Worst over for EMs; QE tapering discounted: Robert Doll

Robert Doll of Nuveen Asset Management believes the emerging market sell off happened for good. The market has already discounted the Federal Reserve tapering and therefore, one may not see huge pain going ahead, he adds.

Robert Doll, chief equity strategist, Nuveen Asset Management believes the worst is over for the emerging markets. However, he adds there can be more selling in the EMs but most of them have been weak for some good reasons.

Since emerging market currencies are seeing stability, Doll expects equities in these markets to do better.

Also Read: QE money in Asia heads out, but on a slow-moving train

Doll further adds that markets have already discounted the Federal Reserve tapering and therefore, it is unlikely that there will be any major pain regarding that news. “I don’t expect we (EMs) will have bouts of illiquidity that caused some of the steep sell offs in the last few months,” he adds.

Meanwhile, he says India still needs some more time to stabilise before global investors start investing there.

Below is the verbatim transcript of Robert Doll’s interview on CNBC-TV18

Q: Emerging markets (EMs) have started to stabilise in the last couple of weeks but some experts believe the pain could resume once taper begins.

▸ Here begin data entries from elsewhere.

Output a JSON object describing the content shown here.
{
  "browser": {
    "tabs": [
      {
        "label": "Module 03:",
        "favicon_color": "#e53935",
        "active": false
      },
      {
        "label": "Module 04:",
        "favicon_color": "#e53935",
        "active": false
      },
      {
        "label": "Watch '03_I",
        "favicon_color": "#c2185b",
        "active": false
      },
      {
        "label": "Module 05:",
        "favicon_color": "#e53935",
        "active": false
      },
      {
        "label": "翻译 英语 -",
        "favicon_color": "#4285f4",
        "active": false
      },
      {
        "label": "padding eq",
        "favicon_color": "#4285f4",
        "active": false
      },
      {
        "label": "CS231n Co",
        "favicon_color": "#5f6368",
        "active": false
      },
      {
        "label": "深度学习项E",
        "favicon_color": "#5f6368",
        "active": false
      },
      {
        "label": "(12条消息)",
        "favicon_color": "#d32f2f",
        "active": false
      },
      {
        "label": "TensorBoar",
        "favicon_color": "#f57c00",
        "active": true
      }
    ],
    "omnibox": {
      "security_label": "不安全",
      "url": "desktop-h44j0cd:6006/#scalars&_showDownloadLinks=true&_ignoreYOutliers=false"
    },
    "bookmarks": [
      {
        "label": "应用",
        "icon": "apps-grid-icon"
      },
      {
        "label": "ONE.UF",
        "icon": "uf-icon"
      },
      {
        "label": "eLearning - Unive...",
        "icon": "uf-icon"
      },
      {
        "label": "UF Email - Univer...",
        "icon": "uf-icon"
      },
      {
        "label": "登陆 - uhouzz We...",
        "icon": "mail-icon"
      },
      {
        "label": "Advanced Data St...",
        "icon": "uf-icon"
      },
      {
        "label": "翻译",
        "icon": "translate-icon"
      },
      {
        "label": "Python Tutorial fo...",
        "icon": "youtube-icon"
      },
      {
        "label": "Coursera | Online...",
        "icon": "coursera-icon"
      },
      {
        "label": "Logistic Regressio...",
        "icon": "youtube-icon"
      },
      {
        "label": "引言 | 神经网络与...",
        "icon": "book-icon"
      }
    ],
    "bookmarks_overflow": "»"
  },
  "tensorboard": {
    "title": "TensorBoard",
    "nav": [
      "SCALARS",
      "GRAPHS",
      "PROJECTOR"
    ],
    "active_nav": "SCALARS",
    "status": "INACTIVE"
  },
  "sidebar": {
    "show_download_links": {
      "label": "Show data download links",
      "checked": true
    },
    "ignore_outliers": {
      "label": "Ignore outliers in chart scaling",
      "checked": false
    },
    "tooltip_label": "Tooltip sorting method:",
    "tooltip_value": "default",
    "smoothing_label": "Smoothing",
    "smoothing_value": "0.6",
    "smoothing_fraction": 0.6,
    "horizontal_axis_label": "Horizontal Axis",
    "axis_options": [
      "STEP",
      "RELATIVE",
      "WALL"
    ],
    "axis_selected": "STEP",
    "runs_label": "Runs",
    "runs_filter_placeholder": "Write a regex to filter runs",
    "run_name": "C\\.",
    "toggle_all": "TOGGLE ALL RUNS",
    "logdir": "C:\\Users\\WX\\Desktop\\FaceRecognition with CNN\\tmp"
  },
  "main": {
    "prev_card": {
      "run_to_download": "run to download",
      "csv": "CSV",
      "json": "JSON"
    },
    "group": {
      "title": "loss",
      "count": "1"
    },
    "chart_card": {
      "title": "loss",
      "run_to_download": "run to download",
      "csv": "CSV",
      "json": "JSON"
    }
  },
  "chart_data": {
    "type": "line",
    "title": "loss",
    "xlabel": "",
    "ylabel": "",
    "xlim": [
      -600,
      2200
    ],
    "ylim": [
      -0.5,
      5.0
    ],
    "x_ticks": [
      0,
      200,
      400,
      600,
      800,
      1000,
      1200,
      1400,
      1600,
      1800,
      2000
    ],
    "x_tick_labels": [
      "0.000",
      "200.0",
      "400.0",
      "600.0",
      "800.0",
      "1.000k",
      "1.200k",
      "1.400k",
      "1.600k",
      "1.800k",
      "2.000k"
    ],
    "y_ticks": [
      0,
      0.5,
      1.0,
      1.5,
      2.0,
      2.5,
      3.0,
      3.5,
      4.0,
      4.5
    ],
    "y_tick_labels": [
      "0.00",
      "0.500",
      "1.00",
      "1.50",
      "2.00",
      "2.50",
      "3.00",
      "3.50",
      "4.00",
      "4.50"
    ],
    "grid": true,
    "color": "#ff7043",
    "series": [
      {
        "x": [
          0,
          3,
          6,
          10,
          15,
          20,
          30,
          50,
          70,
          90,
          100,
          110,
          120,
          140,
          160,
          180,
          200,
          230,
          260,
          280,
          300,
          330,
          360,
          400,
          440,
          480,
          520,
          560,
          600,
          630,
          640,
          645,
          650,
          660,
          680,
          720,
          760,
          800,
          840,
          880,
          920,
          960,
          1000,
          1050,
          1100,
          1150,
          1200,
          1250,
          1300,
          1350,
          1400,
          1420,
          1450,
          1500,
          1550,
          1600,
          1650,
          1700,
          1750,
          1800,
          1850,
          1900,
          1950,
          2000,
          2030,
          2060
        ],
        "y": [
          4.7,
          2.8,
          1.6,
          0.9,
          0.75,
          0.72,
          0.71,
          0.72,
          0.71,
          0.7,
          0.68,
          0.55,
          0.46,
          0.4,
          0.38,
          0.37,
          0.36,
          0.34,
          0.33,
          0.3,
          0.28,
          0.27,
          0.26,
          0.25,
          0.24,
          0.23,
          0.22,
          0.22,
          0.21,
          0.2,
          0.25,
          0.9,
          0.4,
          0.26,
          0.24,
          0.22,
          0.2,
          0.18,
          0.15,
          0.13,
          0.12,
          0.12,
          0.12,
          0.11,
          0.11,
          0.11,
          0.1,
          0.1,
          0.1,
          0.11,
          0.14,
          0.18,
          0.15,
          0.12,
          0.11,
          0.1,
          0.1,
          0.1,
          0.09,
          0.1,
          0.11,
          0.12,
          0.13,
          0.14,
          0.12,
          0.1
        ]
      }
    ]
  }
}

Do you think the worst is over for emerging markets?

A: I think the worst is over for EMs. That doesn’t mean we can't have some more selling squalls but EMs have been pretty weak for some good reasons. The long term story of faster growth for population, faster growth for consumption of middle class means that the market will still grab hold of these discount valuations. We have stabilised currencies in a lot of places and that is the first signal that we take a shot at risk assets and equities in doing better.

Q: How severe could the Federal Reserve (Fed) taper program be in your assessment and has the event been discounted by the markets?

A: We've been talking about Fed tapering now for several months. So markets, be it developed or EMs kind of knows the score. The question is when and how much. Let us presume it is soon and a modest amount. The market expects that and so, I wouldn’t expect any big dislocations. The noise, the uncertainty and consternation around that issue, we have already paid the pain.

Q: With regards to the global liquidity landscape change over the next two weeks, do you see risk assets like equities sell off towards the end of 2013?

A: Liquidity is very important to understand where risk assets and EM equities in particular are going. We had some liquidity problems in the last few months and have got over most of them. Some of them were related to Fed tapering and now we can get our arms around that problem, I don’t expect we'll have bouts of illiquidity that caused some of the steep sell offs in the last few months.

Q: How are global investors approaching a market like India? We have seen a dramatic rebound from the August lows but are global investors interested in investing in India at current levels?

A: India had more than its fair share of volatility compared to other EMs. We haven't seen a long period of attempted stabilisation for global investors come into India. We need more time with stabilisation before they go there. They will get there but maybe not just yet.